Les efforts de l’Europe pour combler ses lacunes énergétiques


Les sanctions contre la Russie et un verrouillage de Covid en Chine ont réduit les volumes de fret à Rotterdam, le port maritime le plus fréquenté d’Europe. Mais une cargaison est en plein essor : le gaz naturel liquéfié.

Importer plus de GNL est une priorité alors que l’UE tente de réduire sa dépendance à l’égard du gaz fourni par la Russie, dans l’intention de priver Moscou de fonds pour sa guerre en Ukraine. Mais le terminal GNL de Rotterdam affiche complet. Des travaux d’agrandissement sont en cours mais ne seront pas rapides.

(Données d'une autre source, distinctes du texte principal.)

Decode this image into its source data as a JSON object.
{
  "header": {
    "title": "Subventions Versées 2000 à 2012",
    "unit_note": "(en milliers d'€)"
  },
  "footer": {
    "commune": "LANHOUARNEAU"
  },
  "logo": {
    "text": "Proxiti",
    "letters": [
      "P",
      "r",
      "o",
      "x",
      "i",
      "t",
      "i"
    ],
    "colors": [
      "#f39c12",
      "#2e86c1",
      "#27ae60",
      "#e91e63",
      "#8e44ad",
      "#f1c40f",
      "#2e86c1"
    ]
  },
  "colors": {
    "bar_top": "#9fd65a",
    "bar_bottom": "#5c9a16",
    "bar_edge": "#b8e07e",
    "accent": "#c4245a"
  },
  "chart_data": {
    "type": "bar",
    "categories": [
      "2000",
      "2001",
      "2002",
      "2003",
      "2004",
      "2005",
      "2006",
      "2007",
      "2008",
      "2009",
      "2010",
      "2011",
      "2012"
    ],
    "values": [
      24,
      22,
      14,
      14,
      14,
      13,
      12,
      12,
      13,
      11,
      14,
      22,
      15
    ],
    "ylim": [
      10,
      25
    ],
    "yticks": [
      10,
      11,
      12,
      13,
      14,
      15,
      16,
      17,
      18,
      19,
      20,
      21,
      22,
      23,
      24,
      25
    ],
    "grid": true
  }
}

« Le GNL est un défi. Il nous fournira le plus de restrictions de toutes les marchandises que nous importons », a déclaré le directeur général du port, Allard Castelein. « Vous ne pouvez pas construire un [LNG] réservoir pendant la nuit.

Pendant ce temps, à 1 500 km, l’Espagne a un problème de capacité différent. Le pays compte plus qu’assez de terminaux méthaniers : un est même mis sous cocon. Ce qui manque, ce sont suffisamment de gazoducs pour acheminer le gaz vers les marchés qui en ont besoin en Europe centrale. Un projet de construction d’une autre liaison vers la France, le pipeline Midcat, est au point mort depuis des années.

L’Espagne représente une grande partie de la capacité d’importation de GNL de l’UE, avec six terminaux d’importation en exploitation. Mais acheminer du gaz en Europe est difficile avec seulement deux pipelines à travers les Pyrénées vers la France, capables de gérer à peine un dixième de la capacité d’importation de GNL. Les régulateurs ont rejeté un autre pipeline, connu sous le nom de Midcat, en 2019 comme trop cher. Madrid a renouvelé les appels à sa construction.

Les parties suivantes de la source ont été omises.